WA: Riders can hop on a Spokane-area bus for free during weekends from May 4 to June 30

April 22, 2024
Bus fare will be free across the entire Spokane Transit Authority system during weekends from May 4 to June 30 to coincide with celebrations of the 50th anniversary of Expo '74.

Apr. 19—Bus fare will be free across the entire Spokane Transit Authority system during weekends from May 4 to June 30 to coincide with celebrations of the 50th anniversary of Expo '74.

During the week, fare will be discounted to 50 cents for Route 11 from the Spokane Arena to a block south of Riverfront Park between May 3 and July 7.

The changes were made by the STA board on Thursday in a compromise vote.

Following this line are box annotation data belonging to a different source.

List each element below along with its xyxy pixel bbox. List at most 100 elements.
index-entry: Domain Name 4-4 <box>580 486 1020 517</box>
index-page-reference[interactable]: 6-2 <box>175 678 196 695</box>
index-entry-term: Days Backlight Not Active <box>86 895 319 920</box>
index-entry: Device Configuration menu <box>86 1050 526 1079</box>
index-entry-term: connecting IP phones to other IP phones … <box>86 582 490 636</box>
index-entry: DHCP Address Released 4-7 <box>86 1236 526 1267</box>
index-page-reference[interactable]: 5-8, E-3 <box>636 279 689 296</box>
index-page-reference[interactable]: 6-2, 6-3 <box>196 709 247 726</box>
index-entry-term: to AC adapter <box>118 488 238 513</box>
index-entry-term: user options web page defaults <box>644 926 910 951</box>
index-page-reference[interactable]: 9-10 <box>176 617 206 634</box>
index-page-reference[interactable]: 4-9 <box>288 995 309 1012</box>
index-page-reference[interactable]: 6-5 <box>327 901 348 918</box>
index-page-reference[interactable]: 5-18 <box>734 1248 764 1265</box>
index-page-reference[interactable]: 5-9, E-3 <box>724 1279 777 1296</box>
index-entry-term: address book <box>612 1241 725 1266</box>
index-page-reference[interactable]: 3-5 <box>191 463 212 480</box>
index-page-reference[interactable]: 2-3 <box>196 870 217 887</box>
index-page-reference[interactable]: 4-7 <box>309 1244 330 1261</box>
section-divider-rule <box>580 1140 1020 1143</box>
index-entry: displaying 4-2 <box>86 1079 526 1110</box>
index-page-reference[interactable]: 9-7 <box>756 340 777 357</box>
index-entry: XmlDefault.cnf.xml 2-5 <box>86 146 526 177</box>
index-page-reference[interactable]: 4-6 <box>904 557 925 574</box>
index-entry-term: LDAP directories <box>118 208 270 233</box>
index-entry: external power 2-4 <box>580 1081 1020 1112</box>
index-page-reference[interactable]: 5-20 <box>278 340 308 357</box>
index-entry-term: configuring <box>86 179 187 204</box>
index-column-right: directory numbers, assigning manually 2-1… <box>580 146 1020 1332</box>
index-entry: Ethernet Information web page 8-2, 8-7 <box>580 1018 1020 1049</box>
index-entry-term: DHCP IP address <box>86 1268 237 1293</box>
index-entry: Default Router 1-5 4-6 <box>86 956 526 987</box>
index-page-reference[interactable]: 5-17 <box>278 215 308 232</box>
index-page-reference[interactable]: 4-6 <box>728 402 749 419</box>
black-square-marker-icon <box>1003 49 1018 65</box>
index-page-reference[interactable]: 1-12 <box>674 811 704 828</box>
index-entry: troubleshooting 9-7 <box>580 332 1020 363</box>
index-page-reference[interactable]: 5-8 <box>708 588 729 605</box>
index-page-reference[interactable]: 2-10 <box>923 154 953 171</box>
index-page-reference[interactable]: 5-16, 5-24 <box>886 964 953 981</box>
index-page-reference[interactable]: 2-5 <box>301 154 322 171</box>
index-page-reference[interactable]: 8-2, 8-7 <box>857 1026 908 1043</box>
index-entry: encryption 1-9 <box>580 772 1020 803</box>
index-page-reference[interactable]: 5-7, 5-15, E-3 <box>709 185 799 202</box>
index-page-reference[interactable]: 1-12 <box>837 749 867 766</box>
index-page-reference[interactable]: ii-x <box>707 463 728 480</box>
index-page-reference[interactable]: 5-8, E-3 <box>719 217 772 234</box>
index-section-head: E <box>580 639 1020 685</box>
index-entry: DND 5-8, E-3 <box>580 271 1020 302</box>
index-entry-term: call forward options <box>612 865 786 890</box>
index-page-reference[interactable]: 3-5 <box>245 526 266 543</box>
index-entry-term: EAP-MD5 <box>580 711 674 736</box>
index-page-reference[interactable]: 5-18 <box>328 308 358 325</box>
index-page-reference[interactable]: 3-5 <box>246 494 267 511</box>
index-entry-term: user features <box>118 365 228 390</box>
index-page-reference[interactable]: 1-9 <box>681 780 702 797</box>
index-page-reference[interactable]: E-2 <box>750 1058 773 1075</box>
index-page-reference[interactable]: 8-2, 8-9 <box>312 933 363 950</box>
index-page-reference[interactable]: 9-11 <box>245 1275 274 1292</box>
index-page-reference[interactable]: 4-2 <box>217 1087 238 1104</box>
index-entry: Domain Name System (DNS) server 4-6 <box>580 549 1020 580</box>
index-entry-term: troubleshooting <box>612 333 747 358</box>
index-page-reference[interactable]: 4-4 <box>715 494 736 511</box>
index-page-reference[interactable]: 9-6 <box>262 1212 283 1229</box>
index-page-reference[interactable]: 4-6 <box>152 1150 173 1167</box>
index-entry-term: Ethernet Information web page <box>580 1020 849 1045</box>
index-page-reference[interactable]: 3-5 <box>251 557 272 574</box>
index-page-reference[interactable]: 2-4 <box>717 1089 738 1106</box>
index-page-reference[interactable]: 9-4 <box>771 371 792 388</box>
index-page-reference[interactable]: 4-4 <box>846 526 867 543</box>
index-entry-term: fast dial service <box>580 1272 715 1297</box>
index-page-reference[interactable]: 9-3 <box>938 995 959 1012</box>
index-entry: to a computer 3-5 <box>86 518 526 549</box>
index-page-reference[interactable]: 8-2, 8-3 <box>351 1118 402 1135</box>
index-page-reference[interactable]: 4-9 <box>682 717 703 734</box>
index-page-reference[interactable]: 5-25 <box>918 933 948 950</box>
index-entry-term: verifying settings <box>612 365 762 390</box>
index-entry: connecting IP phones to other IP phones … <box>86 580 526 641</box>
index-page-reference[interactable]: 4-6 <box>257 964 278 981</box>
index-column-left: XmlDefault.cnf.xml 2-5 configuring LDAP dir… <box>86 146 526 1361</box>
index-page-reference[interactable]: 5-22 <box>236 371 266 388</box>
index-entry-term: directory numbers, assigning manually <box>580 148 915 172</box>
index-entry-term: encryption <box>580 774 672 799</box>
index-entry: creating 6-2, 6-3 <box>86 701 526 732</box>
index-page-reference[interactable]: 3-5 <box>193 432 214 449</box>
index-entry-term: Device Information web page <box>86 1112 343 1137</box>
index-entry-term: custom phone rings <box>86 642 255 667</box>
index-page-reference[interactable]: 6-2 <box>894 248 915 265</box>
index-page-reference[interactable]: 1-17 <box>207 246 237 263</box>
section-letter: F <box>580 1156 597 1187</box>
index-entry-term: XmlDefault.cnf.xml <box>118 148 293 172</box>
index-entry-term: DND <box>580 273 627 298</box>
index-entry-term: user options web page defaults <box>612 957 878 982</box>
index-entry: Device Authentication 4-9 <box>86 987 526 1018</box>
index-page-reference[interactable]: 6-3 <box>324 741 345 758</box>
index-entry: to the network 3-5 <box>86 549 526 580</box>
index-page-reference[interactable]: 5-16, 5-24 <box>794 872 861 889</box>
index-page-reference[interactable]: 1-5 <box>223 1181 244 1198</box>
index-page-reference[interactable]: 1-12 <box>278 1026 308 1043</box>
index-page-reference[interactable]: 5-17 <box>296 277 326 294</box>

Route 11 is primarily used as a last-mile transportation service for commuters paying a $40 monthly fee to park near the arena and access downtown.

That 50 cent fare for Route 11 was originally all that was going to be offered by STA during Expo '74 anniversary celebrations. In mid-March, members of the Spokane City Council who also serve on the STA board called for a much more ambitious incentive, asking for free fare systemwide during the entire nearly nine week period when anniversary events will be held.

On Thursday, board members considered six different options for promotional fare, ranging from the 50 cent Route 11 fare to free fare system wide, with the costs and system impacts for each analyzed by staff and presented by Chief Planning and Development Officer Karl Otterstrom. Reducing the fare for Route 11 would have cost STA around $25,000 in revenue, compared to $1.6 million to offer free fare system wide, Otterstrom reported.

Some board members balked at the high cost of eliminating fares for nearly nine weeks, including Liberty Lake Council Member Dan Dunne. Others, such as Spokane County Commissioner Josh Kerns and Spokane Valley Mayor Pam Haley, worried that offering free fare could physically endanger drivers. Otterstrom noted that "security incidents" had more than doubled in a six month period in 2020 in the early pandemic when fares were free.

"One hundred percent of the people we talked to said no free fares, it's not safe for the drivers," Haley said. "It turned (the buses) into rolling jails, is what they called it."

Spokane Councilman Zack Zappone, who had championed system wide free fare, argued that a significant driver in the spike of security incidents could have been how few passengers were using the bus system at that time. With a surge of post-pandemic passengers, particularly during the summer celebrations, safety concerns would be mitigated, Zappone said.

Spokane City Council President Betsy Wilkerson noted that security concerns were not new for the transit system.

"We've been hearing about security on the buses all year long," she said. "We need to address that regardless of what happens here with Expo going forward."

Among the compromise options that staff considered was providing free fare system wide on Saturdays, nine days in total at an estimated cost of $175,000. Wilkerson pushed instead to expand this option to the entire weekend, which was ultimately successful with the board. Staff have not estimated the cost for expanding free fare to Sundays, but anticipate it will be less than for Saturdays.

Spokane City Councilwoman Kitty Klitzke, shortly before a final vote, included reduced fare on Route 11 into the overall promotional fare package.

Outside of fixed routes, the promotional fare will also impact paratransit riders, who schedule pickups from smaller vans. Those riders will also have free fare during this period, but the impacts may not be all positive, Otterstrom noted — if ridership for paratransit spikes by more than 5% during this period, it could strain the system, causing vans to arrive later than normal.